O projecto deverá continuar. O estudo até agora centrou-se na distribuição espacial e temporal. O passo seguinte será relacionar o porquê de os animais estarem num determinado sítio, o que pode passar pela proximidade à costa ou pela produtividade do sítio, entre outras variáveis que podem justificar a preferência. “Se tivermos uma investigação a longo termo é muito melhor para percebermos se há relações entre as profundidades, entre as temperaturas das águas. E é importante termos um estudo de longo termo para conseguirmos conciliar esses dados”, defendeu.

Ana Dinis orientou a tese, e está ligada também ao estudo que teve início há quatro anos, facilitado pelo protocolo com a Porto Santo Line, que faculta o Navio Lobo Marinho para funcionar como plataforma de oportunidade, ou seja para ser usados para recolha de dados em águas abertas. O projecto começou com uma primeira tese, continuou depois com esta nova e deverá continuar com o novo protocolo há pouco assinado. “Agora estamos numa fase de modelar esses avistamentos com as variáveis ambientais”, revelou.

A investigadora reconhece que seria interessante alargar o estudo a todo o mar da Madeira através de plataformas de oportunidade, mas não há outras a viajar com esta intensidade. “Temos que aproveitar e bem esta colaboração.
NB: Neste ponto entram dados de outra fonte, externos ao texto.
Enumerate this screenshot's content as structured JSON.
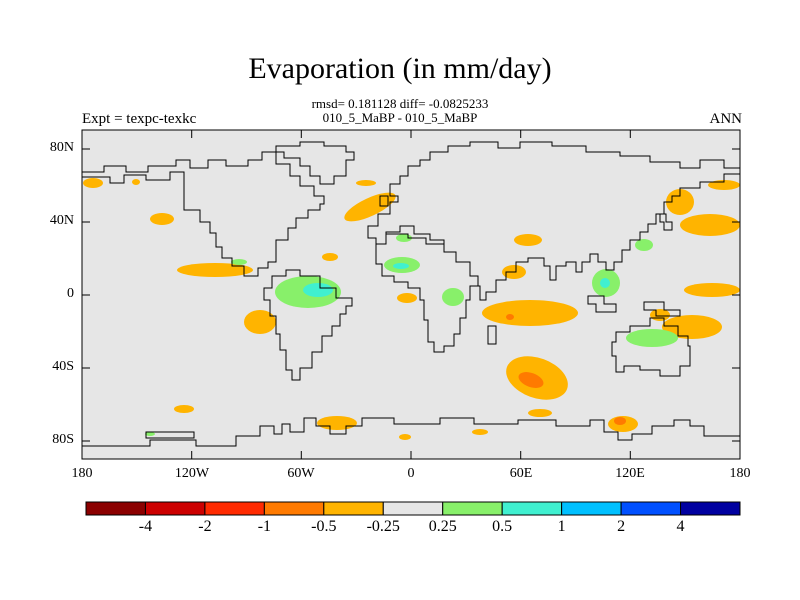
{
  "title": "Evaporation (in mm/day)",
  "subtitle_line1": "rmsd= 0.181128 diff= -0.0825233",
  "subtitle_line2": "010_5_MaBP - 010_5_MaBP",
  "left_label": "Expt = texpc-texkc",
  "right_label": "ANN",
  "colors": {
    "background": "#e6e6e6",
    "coast": "#000000",
    "neg_small": "#ffb400",
    "neg_mid": "#ff7a00",
    "pos_small": "#88f06a",
    "pos_mid": "#40f0d0"
  },
  "chart_data": {
    "type": "map",
    "projection": "cylindrical-equidistant",
    "lon_range": [
      -180,
      180
    ],
    "lat_range": [
      -90,
      90
    ],
    "y_ticks": [
      {
        "value": 80,
        "label": "80N"
      },
      {
        "value": 40,
        "label": "40N"
      },
      {
        "value": 0,
        "label": "0"
      },
      {
        "value": -40,
        "label": "40S"
      },
      {
        "value": -80,
        "label": "80S"
      }
    ],
    "x_ticks": [
      {
        "value": -180,
        "label": "180"
      },
      {
        "value": -120,
        "label": "120W"
      },
      {
        "value": -60,
        "label": "60W"
      },
      {
        "value": 0,
        "label": "0"
      },
      {
        "value": 60,
        "label": "60E"
      },
      {
        "value": 120,
        "label": "120E"
      },
      {
        "value": 180,
        "label": "180"
      }
    ],
    "colorbar": {
      "colors": [
        "#8b0000",
        "#cc0000",
        "#ff2a00",
        "#ff7a00",
        "#ffb400",
        "#e6e6e6",
        "#88f06a",
        "#40f0d0",
        "#00c0ff",
        "#0050ff",
        "#0000a0"
      ],
      "labels": [
        "-4",
        "-2",
        "-1",
        "-0.5",
        "-0.25",
        "0.25",
        "0.5",
        "1",
        "2",
        "4"
      ]
    }
  }
}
Já que navio vai lá, nós colocamos ao navio a bordo e retiramos informação que necessitamos”.

A grande maioria dos observadores são estudantes em finais de licenciatura ou de mestrado que procuram ganhar experiência no mar e treino na identificação de espécies. 99% são estrangeiros, contou Ana Dinis.

Esta foi a 4.ª renovação do protocolo. O desejo desejo do Observatório Oceanográfico da Madeira, que integra a ARDITI, é que continue enquanto for possível. É uma mais-valia, diz a investigadora, em termos de recolha de dados e é uma forma de monitorizar o mar, nomeadamente possíveis abalroamentos.

A ausência de abalroamentos de animais por parte dos barcos na Madeira é uma nota que foi destacada na cerimónia, isto apesar do muito tráfico marítimo nas águas da Região. A ausência de números negros é justificada pela baixa velocidade a que circulam a embarcações, incluindo o Lobo Marinho, e que constitui um bom exemplo no contributo para a preservação dos cetáceos.

Pedro Frazão, administrador do Grupo Sousa, disse que hoje foi um dia especial, porque o protocolo ao abrigo do CETUS revelou resultados concretos sobre essas observações. “Congratulamo-nos desde logo pela oportunidade que é deste navio, que presta um serviço público no âmbito da concessão que tem para o transporte de pessoas e bens entre as ilhas da Madeira e do Porto Santo poder acolher também esta iniciativa que é de interesse público, que tem que ver com investigação científica do mar que nos rodeia”.

Pedro Frazão comprometeu-se com a renovação também em 2020 do protocolo, esperando no próximo ano que o documento possa incluir também a formação para o público mais jovem.